Humans are emotional beings who feel deeply, reason occasionally, and narrate constantly. Narratives are the stories we tell ourselves to help us understand what we are feeling, thinking, and doing. Narratives help us remember the past, interpret the present, and prepare for the future. Narratives justify ourselves, to ourselves and to others. Narratives can motivate our successes, or be used to excuse our failures. To change our lives, we must change our narratives. This book should not be regarded as a rejection of traditional religion, classical philosophy, psychoanalysis, behaviourism, humanistic psychology, or cognitive science. These are the milestones of humanity's attempts to understand human nature.

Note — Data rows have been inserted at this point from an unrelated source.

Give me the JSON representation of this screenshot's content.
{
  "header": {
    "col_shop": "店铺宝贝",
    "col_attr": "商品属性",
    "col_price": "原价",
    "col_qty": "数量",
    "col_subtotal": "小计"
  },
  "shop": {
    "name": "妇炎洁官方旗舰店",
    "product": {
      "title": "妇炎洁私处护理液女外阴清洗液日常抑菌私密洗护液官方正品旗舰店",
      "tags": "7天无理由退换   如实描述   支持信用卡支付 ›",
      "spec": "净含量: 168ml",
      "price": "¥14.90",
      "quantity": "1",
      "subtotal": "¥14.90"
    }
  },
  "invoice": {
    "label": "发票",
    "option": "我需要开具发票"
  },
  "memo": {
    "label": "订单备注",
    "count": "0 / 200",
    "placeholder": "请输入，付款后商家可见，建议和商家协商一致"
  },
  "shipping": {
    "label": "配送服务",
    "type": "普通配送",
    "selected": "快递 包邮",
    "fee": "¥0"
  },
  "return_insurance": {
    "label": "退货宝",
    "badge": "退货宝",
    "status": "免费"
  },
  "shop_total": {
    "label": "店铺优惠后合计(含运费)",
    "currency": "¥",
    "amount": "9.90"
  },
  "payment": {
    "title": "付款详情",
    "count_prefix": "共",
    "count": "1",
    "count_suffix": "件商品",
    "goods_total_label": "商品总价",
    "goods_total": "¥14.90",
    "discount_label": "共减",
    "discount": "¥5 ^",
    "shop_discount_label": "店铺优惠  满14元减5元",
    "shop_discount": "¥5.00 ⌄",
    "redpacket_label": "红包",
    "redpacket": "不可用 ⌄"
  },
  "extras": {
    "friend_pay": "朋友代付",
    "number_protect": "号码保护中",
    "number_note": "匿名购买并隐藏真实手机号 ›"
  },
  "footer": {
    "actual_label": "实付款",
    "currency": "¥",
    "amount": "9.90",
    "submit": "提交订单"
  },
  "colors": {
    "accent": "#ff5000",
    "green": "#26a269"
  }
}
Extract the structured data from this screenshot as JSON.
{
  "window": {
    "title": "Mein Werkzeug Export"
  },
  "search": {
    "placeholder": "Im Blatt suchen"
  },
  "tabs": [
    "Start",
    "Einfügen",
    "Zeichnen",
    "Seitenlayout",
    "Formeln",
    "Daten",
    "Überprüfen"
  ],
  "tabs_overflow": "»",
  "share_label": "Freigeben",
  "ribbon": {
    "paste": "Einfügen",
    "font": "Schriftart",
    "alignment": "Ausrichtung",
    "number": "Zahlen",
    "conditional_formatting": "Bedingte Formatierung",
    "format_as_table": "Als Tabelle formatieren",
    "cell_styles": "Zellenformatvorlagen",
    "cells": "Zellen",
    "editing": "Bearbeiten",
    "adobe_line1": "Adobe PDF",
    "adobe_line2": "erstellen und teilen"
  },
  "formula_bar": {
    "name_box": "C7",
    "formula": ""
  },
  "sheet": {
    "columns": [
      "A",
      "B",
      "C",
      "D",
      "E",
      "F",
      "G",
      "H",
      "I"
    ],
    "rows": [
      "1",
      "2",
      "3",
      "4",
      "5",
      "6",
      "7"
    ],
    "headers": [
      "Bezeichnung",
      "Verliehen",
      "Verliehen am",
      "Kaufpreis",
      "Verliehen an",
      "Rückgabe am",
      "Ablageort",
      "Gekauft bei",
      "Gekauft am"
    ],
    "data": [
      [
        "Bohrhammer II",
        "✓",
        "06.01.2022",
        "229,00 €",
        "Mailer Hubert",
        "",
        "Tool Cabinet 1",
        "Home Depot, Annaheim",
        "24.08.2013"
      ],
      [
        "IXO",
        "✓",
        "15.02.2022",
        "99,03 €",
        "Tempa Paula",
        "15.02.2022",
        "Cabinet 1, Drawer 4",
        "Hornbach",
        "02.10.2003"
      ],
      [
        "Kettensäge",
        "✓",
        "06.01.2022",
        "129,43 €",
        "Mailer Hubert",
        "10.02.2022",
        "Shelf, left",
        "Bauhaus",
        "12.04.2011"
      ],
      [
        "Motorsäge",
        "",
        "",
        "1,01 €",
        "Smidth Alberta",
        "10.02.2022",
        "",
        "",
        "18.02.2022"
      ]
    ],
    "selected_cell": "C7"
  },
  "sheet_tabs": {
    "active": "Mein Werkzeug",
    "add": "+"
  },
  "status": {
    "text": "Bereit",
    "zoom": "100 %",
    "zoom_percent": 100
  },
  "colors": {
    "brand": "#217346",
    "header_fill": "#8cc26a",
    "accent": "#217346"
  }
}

We accept these as the building blocks for a more complete formulation. The first chapter explains what narratives are, and why all narratives are not equal (and some are even dead ends). The second chapter focuses on the most important thing in the study of humans (their values) and why we must distinguish between the ultimate, the utilitarian, and the ulterior dimensions of relevance. The third chapter reviews the role of religious narratives in understanding those values (historically, and in the present; in society, and in individuals). The fourth chapter considers classical philosophy, especially logic, and how this contributes to narratives (but cannot always save us from the dead-end narratives of conspiracy theory and determinism). The fifth chapter charts the historical development of psychology as a science (from mind, to behaviour, to mental processes, to narrative and willpower). The sixth chapter looks at the lifespan, and how narratives develop as we confront the challenges posed by our changing relationships. The seventh chapter goes into greater depth on the interacting roles of adulthood: spousal, parent, career, consumer.
The last chapter emphasises the need for resilience and transformation in order to flourish and find flow in those roles.